Foster, Thomas C.
Foster, Thomas C.
PERSONAL:
Male.
ADDRESSES:
Home—East Lansing, MI. Office— Department of English, University of Michigan-Flint, 326 French Hall, 303 E. Kearsley St., Flint, MI 48502. E-mail—[email protected].
CAREER:
University of Michigan-Flint, began as associate professor, currently professor of English.
WRITINGS:
Form and Society in Modern Literature, Northern Illinois University Press (DeKalb, IL), 1988.
Seamus Heaney, Twayne Publishers (Boston, MA), 1989.
Understanding John Fowles, University of South Carolina Press (Columbia, SC), 1994.
How to Read Literature Like a Professor: A Lively and Entertaining Guide to Reading between the Lines, Quill Press (New York, NY), 2003.
SIDELIGHTS:
Thomas C. Foster's books are, by and large, scholarly works for educated readers seeking insight into specific authors such as poet Seamus Heaney and John Fowles. In these works Foster employs the language and the preoccupations of an English professor, often with praiseworthy results. In an Irish Literary Supplement review of Seamus Heaney, for instance, Dillon Johnston wrote: "Foster reads closely, but never pedantically, showing us how prosody enhances pleasure." Christopher Wiseman, in his Ariel review of Understanding John Fowles, observed: "A major novelist is here—in that word now unfortunately sneered at by so many—appreciated. Foster … is careful and thorough;h3 . In short, this is a useful, sensible book, which will help students negotiate and enjoy the seductive meanderings and mysticisms within Fowles's domains."
Foster's How to Read Literature Like a Professor: A Lively and Entertaining Guide to Reading between the Lines is quite another matter. Written for a general audience, How to Read Literature Like a Professor clearly explains topics such as myth, symbolism, archetype, patterns in literature, and placing a literary work into historical context. In his commentary on the work for the HarperCollins Web site, Foster wrote that the book offers "a set of tools for satisfying … curiosity, a look at how an English professor cracks open a novel, poem, or play, investigates it, experiences it, understands it, so that anyone—novice, student, or book club reader—can take up a text and try using those tools themselves." Library Journal correspondent Rebecca Bollen, in her review of the work, praised Foster for his "ability to tackle such a vast and weighty topic in an informal and conversational manner."

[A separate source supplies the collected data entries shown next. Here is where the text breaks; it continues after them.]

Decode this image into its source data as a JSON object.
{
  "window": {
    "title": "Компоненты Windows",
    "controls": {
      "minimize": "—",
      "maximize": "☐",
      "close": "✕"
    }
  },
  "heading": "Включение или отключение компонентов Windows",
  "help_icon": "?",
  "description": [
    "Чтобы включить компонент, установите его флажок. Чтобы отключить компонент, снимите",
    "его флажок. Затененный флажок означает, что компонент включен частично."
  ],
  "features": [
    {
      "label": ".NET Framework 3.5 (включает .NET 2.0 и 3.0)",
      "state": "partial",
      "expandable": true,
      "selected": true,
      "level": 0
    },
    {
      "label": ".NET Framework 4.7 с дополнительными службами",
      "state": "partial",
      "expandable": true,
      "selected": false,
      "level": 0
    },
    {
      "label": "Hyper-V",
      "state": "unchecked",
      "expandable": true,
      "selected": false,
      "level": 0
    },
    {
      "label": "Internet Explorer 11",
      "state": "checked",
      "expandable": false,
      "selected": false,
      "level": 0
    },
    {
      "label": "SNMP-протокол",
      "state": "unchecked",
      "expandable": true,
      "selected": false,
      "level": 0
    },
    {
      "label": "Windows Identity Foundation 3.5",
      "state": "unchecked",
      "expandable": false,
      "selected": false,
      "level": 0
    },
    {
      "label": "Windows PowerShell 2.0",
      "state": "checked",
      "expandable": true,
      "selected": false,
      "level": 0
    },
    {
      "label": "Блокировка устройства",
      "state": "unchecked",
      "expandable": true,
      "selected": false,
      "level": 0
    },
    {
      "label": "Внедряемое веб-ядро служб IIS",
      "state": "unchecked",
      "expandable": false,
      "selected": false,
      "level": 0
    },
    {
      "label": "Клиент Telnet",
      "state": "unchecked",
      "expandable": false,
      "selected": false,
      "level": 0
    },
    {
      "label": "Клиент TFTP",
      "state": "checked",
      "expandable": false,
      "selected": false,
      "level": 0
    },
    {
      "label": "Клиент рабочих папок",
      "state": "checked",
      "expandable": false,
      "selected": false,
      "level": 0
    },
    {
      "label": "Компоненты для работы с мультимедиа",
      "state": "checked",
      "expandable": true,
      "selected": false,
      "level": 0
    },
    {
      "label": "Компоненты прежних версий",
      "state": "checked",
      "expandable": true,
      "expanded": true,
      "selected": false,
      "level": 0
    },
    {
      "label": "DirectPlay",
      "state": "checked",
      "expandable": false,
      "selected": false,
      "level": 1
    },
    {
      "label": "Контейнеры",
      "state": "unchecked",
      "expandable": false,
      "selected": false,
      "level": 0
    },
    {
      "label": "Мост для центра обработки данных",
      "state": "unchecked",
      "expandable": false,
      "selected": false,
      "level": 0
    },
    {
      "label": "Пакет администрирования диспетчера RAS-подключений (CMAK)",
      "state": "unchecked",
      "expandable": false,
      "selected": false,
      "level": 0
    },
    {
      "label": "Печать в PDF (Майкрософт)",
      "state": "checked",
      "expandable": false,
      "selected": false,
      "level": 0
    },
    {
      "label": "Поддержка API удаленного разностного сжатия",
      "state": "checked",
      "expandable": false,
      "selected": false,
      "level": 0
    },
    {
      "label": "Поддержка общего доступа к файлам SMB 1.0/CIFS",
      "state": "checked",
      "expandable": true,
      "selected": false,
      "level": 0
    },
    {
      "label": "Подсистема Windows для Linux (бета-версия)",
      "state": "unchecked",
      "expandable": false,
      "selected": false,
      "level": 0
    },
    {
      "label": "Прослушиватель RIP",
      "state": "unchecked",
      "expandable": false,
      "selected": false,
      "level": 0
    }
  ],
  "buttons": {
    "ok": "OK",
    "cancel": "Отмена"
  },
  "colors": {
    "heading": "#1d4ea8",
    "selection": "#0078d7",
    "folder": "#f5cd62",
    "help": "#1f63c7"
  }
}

BIOGRAPHICAL AND CRITICAL SOURCES:
PERIODICALS
Ariel, July, 1996, Christopher Wiseman, review of Understanding John Fowles, pp. 190-192.
Irish Literary Supplement, fall, 1990, Dillon Johnston, "An Ear to the Poem," p. 18.
Library Journal, April 1, 2003, Rebecca Bollen, review of How to Read Literature Like a Professor: A Lively and Entertaining Guide to Reading between the Lines, p. 98.